Today I would like to write about the various types of narrators that you can find in fiction. At the end of this essay, you can pick one of these narrators and write something in his/her/its voice.
Don sent me a snippet from Characters and Viewpoint by Orson Scott Card. Card writes the following:
"Your decision whether to use 1st person or 3rd person is not so much a grammatical choice as a narrative strategy. If you want the narrator to be a character who takes part in the events of the story, you'll use first person. If you either want the narrator to be a character who did not take part in the events, or want the narrator not to be identified as a character at all, you'll use third person."
And in only a few lines, Card shows the importance of the narrator and POV to fiction. One thing to remember is that the narrator is within the story.
Here are a list of narrators that you can find when reading literature.
First Person Narrators
- Reliable narrator: This narrator can be a major or minor character that knows or lives the story.

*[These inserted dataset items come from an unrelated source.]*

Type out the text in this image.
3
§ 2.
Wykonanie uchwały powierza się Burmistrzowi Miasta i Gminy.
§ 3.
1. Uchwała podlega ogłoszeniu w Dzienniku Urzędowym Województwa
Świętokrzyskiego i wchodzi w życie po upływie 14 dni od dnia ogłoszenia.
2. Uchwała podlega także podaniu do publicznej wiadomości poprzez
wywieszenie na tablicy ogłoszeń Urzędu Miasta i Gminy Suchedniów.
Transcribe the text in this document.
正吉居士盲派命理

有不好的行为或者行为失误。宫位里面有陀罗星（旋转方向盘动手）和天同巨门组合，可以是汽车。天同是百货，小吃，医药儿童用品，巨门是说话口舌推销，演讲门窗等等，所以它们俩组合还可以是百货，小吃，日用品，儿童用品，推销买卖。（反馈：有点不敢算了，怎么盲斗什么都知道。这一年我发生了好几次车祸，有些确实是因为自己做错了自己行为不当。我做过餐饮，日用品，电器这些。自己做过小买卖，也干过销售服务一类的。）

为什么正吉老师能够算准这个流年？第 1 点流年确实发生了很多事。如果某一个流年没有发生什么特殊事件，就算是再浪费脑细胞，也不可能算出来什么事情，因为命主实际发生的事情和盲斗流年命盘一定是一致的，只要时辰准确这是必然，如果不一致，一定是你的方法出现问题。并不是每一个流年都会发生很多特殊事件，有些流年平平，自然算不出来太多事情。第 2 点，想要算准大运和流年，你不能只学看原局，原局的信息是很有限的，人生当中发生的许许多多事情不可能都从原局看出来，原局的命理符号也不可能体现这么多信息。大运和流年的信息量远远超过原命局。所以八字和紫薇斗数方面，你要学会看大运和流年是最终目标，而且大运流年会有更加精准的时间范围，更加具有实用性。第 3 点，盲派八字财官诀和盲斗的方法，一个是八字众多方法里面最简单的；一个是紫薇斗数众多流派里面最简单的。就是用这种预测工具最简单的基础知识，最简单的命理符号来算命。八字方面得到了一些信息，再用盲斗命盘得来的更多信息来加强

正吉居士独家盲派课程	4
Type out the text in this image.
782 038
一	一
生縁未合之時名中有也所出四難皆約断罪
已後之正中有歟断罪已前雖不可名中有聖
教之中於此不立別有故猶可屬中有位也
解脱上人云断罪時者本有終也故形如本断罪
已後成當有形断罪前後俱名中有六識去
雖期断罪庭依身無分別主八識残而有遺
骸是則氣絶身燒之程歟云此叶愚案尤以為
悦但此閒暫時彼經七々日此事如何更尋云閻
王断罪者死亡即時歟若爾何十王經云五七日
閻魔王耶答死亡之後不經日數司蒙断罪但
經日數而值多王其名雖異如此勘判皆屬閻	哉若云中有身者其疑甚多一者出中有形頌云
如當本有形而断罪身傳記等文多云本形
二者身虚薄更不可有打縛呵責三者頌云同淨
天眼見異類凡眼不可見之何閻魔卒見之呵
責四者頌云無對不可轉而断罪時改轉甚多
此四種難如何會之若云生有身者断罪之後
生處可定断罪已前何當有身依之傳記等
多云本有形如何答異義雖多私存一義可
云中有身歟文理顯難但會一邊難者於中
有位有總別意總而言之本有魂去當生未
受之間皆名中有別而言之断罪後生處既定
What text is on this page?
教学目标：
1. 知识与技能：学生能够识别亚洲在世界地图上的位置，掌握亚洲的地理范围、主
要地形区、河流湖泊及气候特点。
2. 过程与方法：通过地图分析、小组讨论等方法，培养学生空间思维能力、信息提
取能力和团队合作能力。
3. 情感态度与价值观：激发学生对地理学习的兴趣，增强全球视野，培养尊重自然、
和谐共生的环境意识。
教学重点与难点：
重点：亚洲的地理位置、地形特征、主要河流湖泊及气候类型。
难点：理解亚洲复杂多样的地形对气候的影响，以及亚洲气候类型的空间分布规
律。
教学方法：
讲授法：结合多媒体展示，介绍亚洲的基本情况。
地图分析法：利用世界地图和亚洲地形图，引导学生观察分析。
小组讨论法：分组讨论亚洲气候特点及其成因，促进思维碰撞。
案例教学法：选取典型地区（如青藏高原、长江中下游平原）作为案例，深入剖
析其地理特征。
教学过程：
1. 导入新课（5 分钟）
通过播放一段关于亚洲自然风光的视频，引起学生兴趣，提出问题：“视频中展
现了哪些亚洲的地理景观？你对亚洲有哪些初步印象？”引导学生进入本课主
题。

The reader knows that this narrator would never lead him/her astray knowingly. But of course, this narrator is in first person POV so he/she/it does not always know what is going on in other characters.
- Unreliable narrator: This narrator is also a first person phenomenon except he/she/it is leading the reader to wrong conclusions--maybe because of psychological problems. An example of an unreliable narrator is Benji in the Sound and the Fury. More information on unreliable narrators
Third Person Narrators
- Unreliable narrator in third person (limited): This narrator is more of a trickster. He/she/it is a clown and many want to present the material in a different light.
- Reliable narrator in third person (limited) (Spectator): Normal mode. As a reader you trust the narrator as soon as you start reading.
Other ideas for narrators could follow the next formats:
- First person Royal We narrative: Sometimes couples who have been married a long time use this POV. They do not use single pronouns. (It was called the royal we because royalty would use it to signify their status.)
- Third person historian narrative: Writing a story as a history. This strategy really distances the writer from what is happening.
- Journalistic narrative: Most of the story is happening behind the scenes. The sentences are short and snappy. Use the five W's--who, when, where, why and how.
Good information on narrative strategies can be found at Basics of English Studies.
Write a story, essay, or poem using one of these strategies. Minimum 500 words for story or essay.